Focusing on the logs for 2021-03-29T115703, the last message before the program was terminated was:
2021-03-29T11:51:00.369-07:00 WARN: (DCP) (bucket-1) (vb 915) Stream has been inactive for 1m0s, last seqno 46 -- couchbase.(*DCPAsyncWorker).monitorActivity.func1() at dcp_async_worker.go:252
2021-03-29T11:51:00.369-07:00 WARN: (DCP) (bucket-1) (vb 647) Stream has been inactive for 1m0s, last seqno 68 -- couchbase.(*DCPAsyncWorker).monitorActivity.func1() at dcp_async_worker.go:252
2021-03-29T11:51:00.369-07:00 WARN: (DCP) (bucket-1) (vb 835) Stream has been inactive for 1m0s, last seqno 44 -- couchbase.(*DCPAsyncWorker).monitorActivity.func1() at dcp_async_worker.go:252
2021-03-29T11:51:00.369-07:00 WARN: (DCP) (bucket-1) (vb 739) Stream has been inactive for 1m0s, last seqno 84 -- couchbase.(*DCPAsyncWorker).monitorActivity.func1() at dcp_async_worker.go:252
2021-03-29T11:51:00.369-07:00 WARN: (DCP) (bucket-1) (vb 1010) Stream has been inactive for 1m0s, last seqno 52 -- couchbase.(*DCPAsyncWorker).monitorActivity.func1() at dcp_async_worker.go:252
2021-03-29T11:51:00.369-07:00 WARN: (DCP) (bucket-1) (vb 76) Stream has been inactive for 1m0s, last seqno 56 -- couchbase.(*DCPAsyncWorker).monitorActivity.func1() at dcp_async_worker.go:252
2021-03-29T11:53:20.987-07:00 (Signal Handler) Signal `interrupt` received, exiting
goroutine 35 [running]:
This suggests that cbbackupmgr has not hanged and is wait on data for these vBuckets.

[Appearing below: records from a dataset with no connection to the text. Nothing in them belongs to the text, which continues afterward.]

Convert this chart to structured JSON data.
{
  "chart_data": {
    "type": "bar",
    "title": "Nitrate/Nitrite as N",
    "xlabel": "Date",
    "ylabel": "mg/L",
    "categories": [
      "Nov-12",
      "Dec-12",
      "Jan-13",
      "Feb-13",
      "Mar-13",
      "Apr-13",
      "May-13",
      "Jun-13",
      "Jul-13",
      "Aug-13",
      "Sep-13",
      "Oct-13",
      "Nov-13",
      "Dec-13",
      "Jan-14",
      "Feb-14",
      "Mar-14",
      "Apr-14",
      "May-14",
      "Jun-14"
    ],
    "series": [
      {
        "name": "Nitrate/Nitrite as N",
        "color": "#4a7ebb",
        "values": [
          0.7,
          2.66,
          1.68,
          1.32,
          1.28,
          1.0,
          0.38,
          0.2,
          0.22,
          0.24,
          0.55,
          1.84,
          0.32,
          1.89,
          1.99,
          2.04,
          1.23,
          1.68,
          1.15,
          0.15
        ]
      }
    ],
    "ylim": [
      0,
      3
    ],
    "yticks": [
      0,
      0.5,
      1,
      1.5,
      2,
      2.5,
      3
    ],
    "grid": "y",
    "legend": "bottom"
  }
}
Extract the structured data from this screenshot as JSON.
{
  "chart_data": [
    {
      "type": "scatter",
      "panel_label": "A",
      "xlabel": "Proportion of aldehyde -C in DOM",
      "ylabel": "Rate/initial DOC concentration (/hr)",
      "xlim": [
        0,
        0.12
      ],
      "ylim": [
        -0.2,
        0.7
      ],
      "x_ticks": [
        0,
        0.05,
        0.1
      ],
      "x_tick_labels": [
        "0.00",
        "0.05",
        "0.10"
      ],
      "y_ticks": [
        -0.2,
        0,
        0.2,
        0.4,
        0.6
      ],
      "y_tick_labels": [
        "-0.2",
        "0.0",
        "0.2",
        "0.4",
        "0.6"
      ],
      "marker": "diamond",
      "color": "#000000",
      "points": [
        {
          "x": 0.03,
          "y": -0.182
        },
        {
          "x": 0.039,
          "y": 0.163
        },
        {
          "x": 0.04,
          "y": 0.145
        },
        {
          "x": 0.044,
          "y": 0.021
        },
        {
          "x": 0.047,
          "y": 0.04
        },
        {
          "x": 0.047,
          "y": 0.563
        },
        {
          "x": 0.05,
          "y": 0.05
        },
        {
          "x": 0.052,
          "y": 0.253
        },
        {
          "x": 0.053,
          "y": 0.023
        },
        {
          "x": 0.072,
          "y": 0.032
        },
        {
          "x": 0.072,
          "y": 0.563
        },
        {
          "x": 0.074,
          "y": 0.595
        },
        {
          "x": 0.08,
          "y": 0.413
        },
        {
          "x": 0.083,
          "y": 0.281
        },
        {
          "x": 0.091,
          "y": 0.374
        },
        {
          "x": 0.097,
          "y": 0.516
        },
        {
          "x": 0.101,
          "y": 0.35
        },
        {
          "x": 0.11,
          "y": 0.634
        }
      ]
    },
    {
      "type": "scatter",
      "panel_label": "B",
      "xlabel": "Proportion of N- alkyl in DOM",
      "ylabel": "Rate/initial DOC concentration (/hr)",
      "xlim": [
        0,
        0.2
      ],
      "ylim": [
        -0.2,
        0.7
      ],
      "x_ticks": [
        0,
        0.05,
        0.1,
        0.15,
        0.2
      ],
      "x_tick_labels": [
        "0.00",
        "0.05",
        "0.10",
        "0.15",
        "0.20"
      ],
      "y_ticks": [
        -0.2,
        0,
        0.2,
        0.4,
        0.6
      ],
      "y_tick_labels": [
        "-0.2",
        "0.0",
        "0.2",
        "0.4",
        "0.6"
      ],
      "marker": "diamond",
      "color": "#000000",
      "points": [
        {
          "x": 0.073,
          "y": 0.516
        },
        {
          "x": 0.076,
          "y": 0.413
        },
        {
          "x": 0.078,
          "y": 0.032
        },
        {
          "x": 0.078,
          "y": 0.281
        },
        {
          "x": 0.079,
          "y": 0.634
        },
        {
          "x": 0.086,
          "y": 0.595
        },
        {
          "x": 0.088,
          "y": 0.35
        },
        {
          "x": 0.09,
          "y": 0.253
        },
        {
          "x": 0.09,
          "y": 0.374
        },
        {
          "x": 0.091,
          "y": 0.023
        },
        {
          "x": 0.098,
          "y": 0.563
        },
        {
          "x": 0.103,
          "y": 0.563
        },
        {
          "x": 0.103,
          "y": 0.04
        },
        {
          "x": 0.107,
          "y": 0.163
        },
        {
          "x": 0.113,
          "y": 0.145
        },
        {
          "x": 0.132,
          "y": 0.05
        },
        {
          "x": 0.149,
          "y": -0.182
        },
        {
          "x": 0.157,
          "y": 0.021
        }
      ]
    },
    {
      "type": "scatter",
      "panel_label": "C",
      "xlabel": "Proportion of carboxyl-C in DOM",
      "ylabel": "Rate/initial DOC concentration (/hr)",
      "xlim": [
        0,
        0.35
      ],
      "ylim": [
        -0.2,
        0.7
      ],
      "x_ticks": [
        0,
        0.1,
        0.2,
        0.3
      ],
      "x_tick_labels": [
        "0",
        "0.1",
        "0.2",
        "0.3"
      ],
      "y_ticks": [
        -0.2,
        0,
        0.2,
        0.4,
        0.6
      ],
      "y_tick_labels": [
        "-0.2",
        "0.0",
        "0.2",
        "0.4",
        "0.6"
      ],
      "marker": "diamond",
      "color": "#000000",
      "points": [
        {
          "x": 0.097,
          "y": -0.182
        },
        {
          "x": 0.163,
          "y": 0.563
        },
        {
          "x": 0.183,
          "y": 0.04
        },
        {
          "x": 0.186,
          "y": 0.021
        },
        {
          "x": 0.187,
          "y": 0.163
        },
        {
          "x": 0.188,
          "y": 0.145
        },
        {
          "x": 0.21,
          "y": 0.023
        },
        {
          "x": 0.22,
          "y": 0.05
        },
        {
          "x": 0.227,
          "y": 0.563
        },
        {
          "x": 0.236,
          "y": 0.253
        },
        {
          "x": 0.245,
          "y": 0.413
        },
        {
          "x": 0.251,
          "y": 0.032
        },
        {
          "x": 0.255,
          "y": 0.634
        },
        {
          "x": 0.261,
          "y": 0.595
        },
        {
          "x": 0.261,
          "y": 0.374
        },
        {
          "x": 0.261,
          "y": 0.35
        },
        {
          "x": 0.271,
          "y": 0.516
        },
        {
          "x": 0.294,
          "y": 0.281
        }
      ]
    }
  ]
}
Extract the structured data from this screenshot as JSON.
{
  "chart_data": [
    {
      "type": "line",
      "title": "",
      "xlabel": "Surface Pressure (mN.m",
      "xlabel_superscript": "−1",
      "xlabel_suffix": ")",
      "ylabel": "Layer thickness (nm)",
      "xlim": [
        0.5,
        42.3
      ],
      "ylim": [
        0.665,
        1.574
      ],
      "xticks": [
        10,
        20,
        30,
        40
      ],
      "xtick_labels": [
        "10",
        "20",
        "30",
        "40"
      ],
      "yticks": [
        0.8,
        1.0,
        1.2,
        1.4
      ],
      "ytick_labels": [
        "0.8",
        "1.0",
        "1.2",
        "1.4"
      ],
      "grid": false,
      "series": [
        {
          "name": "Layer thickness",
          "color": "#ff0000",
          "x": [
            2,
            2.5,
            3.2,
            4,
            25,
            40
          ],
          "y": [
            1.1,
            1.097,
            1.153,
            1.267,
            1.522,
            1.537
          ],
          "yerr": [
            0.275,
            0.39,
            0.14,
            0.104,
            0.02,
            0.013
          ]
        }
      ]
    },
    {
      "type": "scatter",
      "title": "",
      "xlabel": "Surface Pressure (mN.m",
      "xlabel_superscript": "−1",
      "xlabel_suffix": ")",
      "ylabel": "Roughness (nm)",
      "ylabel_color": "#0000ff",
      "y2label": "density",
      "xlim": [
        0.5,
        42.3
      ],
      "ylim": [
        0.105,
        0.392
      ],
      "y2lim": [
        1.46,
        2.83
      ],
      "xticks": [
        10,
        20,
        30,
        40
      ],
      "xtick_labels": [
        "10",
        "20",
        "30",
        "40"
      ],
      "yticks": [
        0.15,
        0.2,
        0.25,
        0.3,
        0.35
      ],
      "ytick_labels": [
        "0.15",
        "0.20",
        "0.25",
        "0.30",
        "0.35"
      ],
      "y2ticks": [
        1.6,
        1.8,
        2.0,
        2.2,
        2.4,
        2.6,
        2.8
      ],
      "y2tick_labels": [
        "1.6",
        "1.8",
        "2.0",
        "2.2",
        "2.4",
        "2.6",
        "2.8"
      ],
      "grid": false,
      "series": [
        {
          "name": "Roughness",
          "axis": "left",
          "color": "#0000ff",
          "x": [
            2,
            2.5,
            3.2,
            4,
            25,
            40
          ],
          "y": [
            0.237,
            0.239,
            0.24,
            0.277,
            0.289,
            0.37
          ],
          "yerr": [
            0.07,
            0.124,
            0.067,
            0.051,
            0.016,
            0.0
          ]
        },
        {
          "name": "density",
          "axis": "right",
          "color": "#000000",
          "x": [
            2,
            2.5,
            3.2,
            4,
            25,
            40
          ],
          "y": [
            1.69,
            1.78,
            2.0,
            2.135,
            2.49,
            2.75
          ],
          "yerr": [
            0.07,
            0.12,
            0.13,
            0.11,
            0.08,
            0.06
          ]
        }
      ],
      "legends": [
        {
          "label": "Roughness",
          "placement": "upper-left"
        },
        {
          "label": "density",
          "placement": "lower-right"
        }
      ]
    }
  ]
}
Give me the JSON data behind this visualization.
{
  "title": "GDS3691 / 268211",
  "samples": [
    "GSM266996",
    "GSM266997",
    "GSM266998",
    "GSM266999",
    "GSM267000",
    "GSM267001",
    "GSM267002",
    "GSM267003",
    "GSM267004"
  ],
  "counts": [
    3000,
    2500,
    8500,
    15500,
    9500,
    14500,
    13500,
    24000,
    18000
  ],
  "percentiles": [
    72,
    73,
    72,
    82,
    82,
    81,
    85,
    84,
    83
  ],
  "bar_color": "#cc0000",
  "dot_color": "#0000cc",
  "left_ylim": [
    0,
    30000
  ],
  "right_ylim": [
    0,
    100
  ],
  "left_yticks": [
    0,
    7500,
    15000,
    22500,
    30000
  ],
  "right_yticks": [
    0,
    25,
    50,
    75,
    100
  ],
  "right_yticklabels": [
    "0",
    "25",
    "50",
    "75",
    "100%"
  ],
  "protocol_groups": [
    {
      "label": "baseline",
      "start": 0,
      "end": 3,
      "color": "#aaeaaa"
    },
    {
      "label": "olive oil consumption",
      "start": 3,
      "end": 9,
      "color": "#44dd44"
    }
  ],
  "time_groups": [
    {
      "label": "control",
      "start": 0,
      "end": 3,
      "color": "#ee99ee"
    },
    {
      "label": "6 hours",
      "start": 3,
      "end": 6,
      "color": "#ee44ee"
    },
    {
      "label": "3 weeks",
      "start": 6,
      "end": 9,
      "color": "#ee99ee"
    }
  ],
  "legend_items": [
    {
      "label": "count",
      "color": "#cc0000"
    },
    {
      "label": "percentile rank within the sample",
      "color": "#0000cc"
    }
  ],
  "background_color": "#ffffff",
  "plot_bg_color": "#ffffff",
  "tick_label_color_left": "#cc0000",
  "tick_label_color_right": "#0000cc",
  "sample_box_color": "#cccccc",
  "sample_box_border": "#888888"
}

Following vb 76 we can see that the stream was opened as follows:
2021-03-29T11:49:00.388-07:00 (DCP) (bucket-1) (vb 76) Creating DCP stream | {"uuid":26490595435443,"start_seqno":0,"end_seqno":102,"snap_start":0,"snap_end":0,"retries":0}
At the time cbbackupmgr detected that no traffice has been send for vb 76 for one minute and the last seqno it had seen was 56.
There can be a number of cause for this, including network issues and server side problem. Can you please provide the server side logs so we can investigate this further.